Last November, the U.S. 6th Circuit Court of Appeals partially overturned Proposal 2, which led to an appeal to the Supreme Court by Michigan Attorney General Bill Schuette.
November's ruling by the U.S. 6th Circuit Court of Appeals focused on university admissions, although the ballot initiative approved by Michigan voters in 2006 also banned the use of affirmative action in government contracting and hiring. Lawyers said the federal appeals court opinion only struck down what some consider the most significant piece, dealing with university admissions.
The appeals court said the state ban on affirmative action violated the equal protection clause of the U.S. Constitution by making it more difficult for a minority student to get a university to adopt a race-conscious admissions policy than for a white student to get a university to adopt an admissions policy that considers family alumni connections.

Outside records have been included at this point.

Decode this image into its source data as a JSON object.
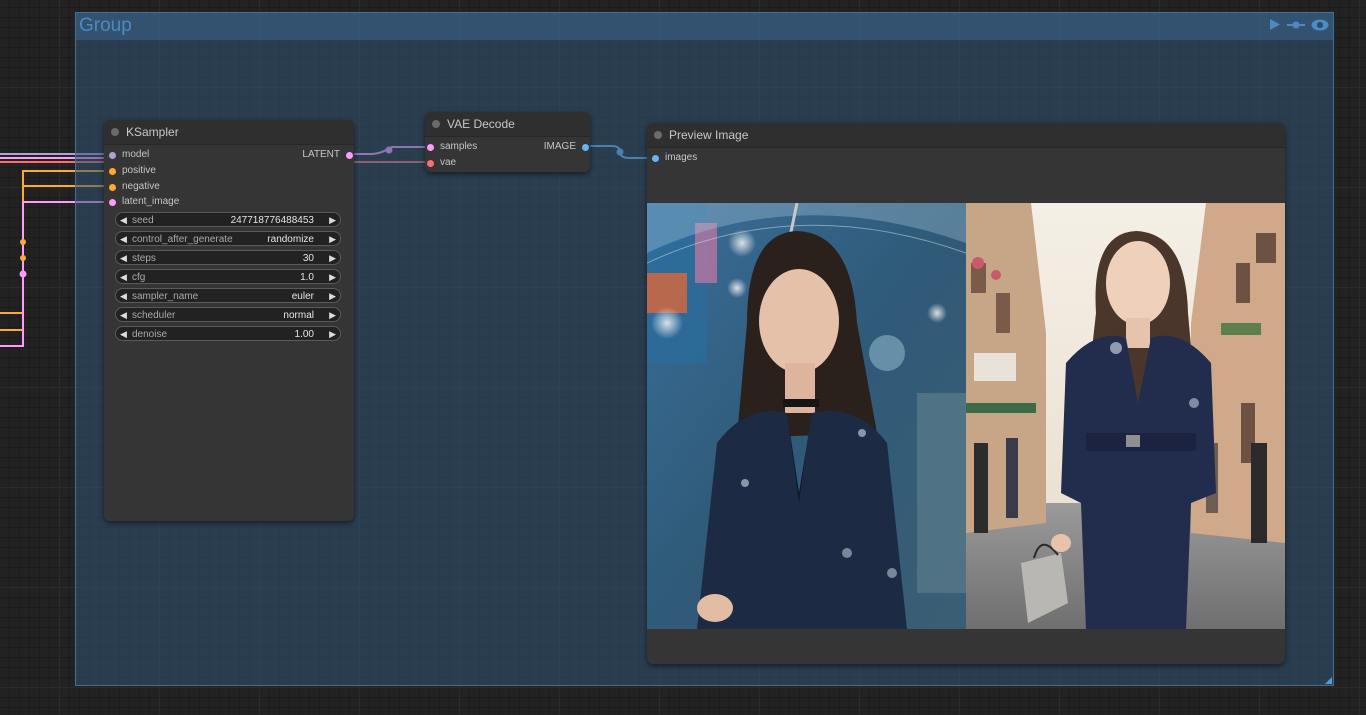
{
  "group": {
    "title": "Group",
    "accent": "#4d89c2"
  },
  "ksampler": {
    "title": "KSampler",
    "inputs": [
      "model",
      "positive",
      "negative",
      "latent_image"
    ],
    "output": "LATENT",
    "widgets": [
      {
        "label": "seed",
        "value": "247718776488453"
      },
      {
        "label": "control_after_generate",
        "value": "randomize"
      },
      {
        "label": "steps",
        "value": "30"
      },
      {
        "label": "cfg",
        "value": "1.0"
      },
      {
        "label": "sampler_name",
        "value": "euler"
      },
      {
        "label": "scheduler",
        "value": "normal"
      },
      {
        "label": "denoise",
        "value": "1.00"
      }
    ]
  },
  "vae_decode": {
    "title": "VAE Decode",
    "inputs": [
      "samples",
      "vae"
    ],
    "output": "IMAGE"
  },
  "preview": {
    "title": "Preview Image",
    "input": "images"
  },
  "colors": {
    "model": "#b39ddb",
    "conditioning": "#ffa931",
    "latent": "#ff9cf9",
    "vae": "#ff6e6e",
    "image": "#64b5f6"
  },
  "icons": [
    "play-icon",
    "bypass-icon",
    "eye-icon"
  ]
}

"We think the 6th Circuit decision needs to be extended to the whole country," said George Washington, the lead attorney for those seeking to overturn Michigan's ban on affirmative action. He said that if the high court upholds Proposal 2, more states will likely put similar laws on the book.
Michigan State University College of Law Professor Mae Kuykendall says the decision by the Supreme Court to accept the Michigan case could be tipping the court's hand in the Fisher case. She said she believes the court is going to take a harder line against affirmative action in the Texas case and then use the latest Michigan case to do some "cleanup work" on its decisions in older rulings, including the 2003 cases involving the University of Michigan.

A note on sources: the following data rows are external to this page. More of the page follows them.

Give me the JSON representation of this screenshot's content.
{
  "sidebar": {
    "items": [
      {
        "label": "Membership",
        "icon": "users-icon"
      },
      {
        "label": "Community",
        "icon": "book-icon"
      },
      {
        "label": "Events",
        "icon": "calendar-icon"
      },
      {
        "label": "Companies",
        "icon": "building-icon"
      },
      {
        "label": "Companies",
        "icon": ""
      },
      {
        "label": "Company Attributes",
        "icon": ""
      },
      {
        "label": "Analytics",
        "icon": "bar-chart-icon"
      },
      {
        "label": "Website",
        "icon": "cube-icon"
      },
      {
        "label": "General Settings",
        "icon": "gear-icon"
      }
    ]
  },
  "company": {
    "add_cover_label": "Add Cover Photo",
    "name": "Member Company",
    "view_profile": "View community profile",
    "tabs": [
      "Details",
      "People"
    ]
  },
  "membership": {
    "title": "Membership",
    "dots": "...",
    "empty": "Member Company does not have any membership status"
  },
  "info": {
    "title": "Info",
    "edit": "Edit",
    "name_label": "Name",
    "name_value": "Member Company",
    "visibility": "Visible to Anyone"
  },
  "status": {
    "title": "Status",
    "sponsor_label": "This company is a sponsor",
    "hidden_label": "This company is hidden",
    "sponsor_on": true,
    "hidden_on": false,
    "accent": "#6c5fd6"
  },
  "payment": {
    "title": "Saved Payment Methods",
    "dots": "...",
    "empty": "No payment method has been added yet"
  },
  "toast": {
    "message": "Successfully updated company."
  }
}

In the Texas case, the justices are looking at a program used to help fill the last quarter or so of the university's incoming freshman classes. Race is one of many factors considered by admissions officers. The rest of the roughly 7,100 freshman spots automatically go to Texans who graduated in the top 8% of their high school classes.
A white Texan, Abigail Fisher, sued the university after she was denied a spot in 2008.
The challengers to the Texas affirmative action plan say they believe the university already has produced significant diversity by automatically offering about three-quarters of its spots to the top high school graduates, under state law. They say additional affirmative action isn't needed.
Only eight justices will be hearing the case. Justice Elena Kagan recused herself from both the Texas and Michigan cases.
Contact David Jesse: 313-222-8851 or email@example.com
More Details: A CLOSER LOOK
The U.S. Supreme Court now is looking at two cases involving race and admission to universities.
Schuette v. Michigan Coalition to Defend Affirmative Action
Status: Accepted Monday by Supreme Court; oral arguments to occur next fall.
Case synopsis: The U.S. 6th Circuit Court of Appeals ruled in November that the state ban on affirmative action violated the equal protection clause of the U.S. Constitution by making it more difficult for a minority student to get a university to adopt a race-conscious admissions policy than for a white student to get a university to adopt an admissions policy that considers family alumni connections.
Fisher v. University of Texas
Status: Oral arguments were heard on Oct. 10. Ruling expected anytime, perhaps as early as this morning.
Case synopsis: Justices are looking at a program used to help fill the last quarter or so of the university's incoming freshman classes. Race is one of many factors considered by admissions officers. The rest of the roughly 7,100 freshman spots automatically go to Texans who graduated in the top 8% of their high school classes. A white student, Angela Fisher, filed suit after being denied a spot at the university.